The common household spice that can help lower blood glucose
Cinnamon increases glucose metabolism in the body. Therefore cinnamon can increase insulin sensitivity and help lower glucose levels. Usually the effects generally don’t last more than a couple hours, and can lead to low blood sugar levels. We recommended you don’t add large amounts of cinnamon to your diet without your physician’s supervision. Low blood sugar can be dangerous if not treated immediately.
Eastern medicine may provide relief
Some diabetic patients have found help through acupuncture and Chinese herbs prescribed by Traditional Chinese Medicine (TCM) practitioners. The results of these treatments vary from person to person, but have been reported to help with the effects from secondary diseases related to type 1 diabetes.

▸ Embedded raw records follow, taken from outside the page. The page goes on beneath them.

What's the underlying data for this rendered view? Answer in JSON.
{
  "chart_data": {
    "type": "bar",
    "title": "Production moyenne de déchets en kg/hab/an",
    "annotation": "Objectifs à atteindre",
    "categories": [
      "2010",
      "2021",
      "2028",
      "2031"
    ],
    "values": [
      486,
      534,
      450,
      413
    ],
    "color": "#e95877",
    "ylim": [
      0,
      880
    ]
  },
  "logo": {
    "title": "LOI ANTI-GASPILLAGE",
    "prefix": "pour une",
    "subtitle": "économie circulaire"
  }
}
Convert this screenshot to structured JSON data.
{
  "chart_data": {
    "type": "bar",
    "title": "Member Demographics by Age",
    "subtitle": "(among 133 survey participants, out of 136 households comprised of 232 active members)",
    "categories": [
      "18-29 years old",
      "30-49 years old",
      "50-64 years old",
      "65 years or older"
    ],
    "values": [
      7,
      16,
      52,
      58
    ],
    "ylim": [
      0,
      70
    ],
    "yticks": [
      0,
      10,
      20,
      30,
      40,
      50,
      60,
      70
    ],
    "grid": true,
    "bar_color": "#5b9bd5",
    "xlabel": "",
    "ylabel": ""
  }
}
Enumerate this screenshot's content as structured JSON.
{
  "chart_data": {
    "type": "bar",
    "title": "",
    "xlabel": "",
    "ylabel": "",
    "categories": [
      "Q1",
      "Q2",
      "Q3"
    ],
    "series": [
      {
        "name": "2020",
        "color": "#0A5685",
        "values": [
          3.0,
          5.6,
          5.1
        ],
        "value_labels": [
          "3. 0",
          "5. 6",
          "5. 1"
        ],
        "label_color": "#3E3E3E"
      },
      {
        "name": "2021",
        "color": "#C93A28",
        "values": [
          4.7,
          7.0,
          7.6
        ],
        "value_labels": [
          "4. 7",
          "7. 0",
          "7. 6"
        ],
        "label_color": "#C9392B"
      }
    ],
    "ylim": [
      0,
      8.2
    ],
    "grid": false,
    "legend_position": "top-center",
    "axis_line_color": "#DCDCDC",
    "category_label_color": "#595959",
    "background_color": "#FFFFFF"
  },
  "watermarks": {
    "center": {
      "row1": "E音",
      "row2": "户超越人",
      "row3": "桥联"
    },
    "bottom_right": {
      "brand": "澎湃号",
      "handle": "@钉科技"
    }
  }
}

These common secondary diseases include high blood pressure, hypothyroidism, depression, eye/retina conditions and nerve damage.
Take charge of your health
Type 1 diabetes management is never simple, but nutritional supplements can help you manage the disease more comfortably. You can find all of the supplements featured in the article on our site. You’ll also find a good selection of professional grade diabetic multivitamins. These are the same supplements that have helped many of our patients regain control over their diabetes.
While the cure for diabetes is still on the horizon, nutritional medicine can help you take charge of the disease. Living with type 1 diabetes can mean living well!
*Please remember, It is important to talk to your physician or endocrinologist or registered dietician before starting any supplements or holistic treatments. Type 1 diabetes management is a very delicate balance that is different for each individual.